I was interested in ph, not as a panacea, but more an early warning indicator that the BF dough was getting too acid and therefore the gluten might be at risk of deteriorating, particularly where wholemeal flour is involved and enzymatic activity and fermentation can get away before there is a significant increase in volume.  

Obviously different flours have different abilities to withstand acid and enzyme deterioration (e.g. high W number flours), so that also has to be factored in, but it would be useful, like an aliquot jar can be for volume, to have an idea how acidity is developing, even if not going by an absolute number.  

 

 

JonJ's picture
JonJ

Interesting Lance, you're influencing my thinking on whether I should get a better pH meter or not.

Have you ever made panettone? Isn't that what you really need the meter for? 

-Jon

 

 

albacore's picture
albacore

Don't get me wrong, Jon - I still find a pH meter useful.
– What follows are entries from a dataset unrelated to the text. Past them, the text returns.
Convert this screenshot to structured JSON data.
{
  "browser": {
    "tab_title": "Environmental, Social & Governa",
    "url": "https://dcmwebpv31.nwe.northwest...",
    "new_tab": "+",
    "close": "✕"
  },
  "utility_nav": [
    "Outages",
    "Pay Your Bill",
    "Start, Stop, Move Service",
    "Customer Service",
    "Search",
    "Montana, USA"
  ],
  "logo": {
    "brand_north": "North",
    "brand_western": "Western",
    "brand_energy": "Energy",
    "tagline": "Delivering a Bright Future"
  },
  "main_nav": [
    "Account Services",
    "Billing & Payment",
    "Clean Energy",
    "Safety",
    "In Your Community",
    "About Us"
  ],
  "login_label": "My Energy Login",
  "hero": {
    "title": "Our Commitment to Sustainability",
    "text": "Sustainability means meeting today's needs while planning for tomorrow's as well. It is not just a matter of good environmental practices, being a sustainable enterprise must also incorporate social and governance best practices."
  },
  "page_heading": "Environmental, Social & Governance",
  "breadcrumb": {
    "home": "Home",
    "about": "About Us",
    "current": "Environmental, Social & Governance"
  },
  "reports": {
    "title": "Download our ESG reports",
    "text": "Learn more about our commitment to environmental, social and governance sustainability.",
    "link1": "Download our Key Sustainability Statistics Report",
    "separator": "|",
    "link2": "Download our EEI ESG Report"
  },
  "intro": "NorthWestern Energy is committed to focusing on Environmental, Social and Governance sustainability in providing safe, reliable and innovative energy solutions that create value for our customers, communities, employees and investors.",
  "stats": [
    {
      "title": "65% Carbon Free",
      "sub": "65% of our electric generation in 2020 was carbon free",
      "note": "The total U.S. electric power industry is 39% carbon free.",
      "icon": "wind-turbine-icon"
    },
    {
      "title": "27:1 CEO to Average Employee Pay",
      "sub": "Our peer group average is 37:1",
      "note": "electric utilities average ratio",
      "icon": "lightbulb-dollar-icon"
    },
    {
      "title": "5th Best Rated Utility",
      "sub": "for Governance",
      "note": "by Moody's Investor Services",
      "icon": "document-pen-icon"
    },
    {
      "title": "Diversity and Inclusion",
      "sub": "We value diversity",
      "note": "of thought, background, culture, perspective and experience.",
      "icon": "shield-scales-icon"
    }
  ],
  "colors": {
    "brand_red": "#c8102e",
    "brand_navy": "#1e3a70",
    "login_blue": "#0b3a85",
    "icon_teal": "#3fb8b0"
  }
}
It's handy for monitoring starters and levains and I do check my dough and crumb pHs quite regularly.

I was really making the point that, for me, pH is not something I would use as a break point for the end of bulk.

I also make some soft cheese now and again and it is useful for that.

And, as you say, very useful when making panettone.

 

Lance

ll433's picture
ll433

I was recently gifted a food pH meter and have been taking some measurements just for fun. I did do a couple of measurements last week with the six different loaves I was making.

My 100% semolina durum started off at 5.0 at the start of BF, but my 60% rye at 4.6, which really worried me. I checked the pH again when I gauged a 50% rise, which is normally when I end BF for dark loaves, and the rye was down to 4.0. It probably went into the oven a little lower at 3.8 (same day bake), and thankfully the rise was still excellent. I did allow the semolina to continue with BF until 4.3 (about 75% rise) before shaping it. 

I'm baking a couple of loaves again on Thursday and would be happy to share more measurements. 

I think that the pH measurements are generally useful for me to gauge BF cutoff to prevent soup situations with very brown loaves. 

SunnyGail's picture
SunnyGail

I think I'm going to keep checking the pH even if I don't really know what I'm going to do with the data, and I'll see where it takes me...In the meantime, here is my 50/50 semolina Rimacinata/Bread flour bread: pH 5.8 after kneading, 4.25 at the end of the bench rest, before going into the fridge (I forgot to check the pH before baking); I think I could have pushed it a bit further!

albacore's picture
albacore

Great looking loaves with good open crumb for 50% sem. rim!

If you forget to check pH before baking (I often do as well!), then just check the bread crumb pH once baked. 

Just take 3g bread crumb without crust mushed up in 20g preferably deionised water in pestle and mortar if you have one or just use a wooden spoon and take the pH.

I prefer doing this as you are not poking holes in your shaped dough. I found that crumb pH was very similar to final dough pH and also it is stable for at least a day - ie it doesn't keep dropping.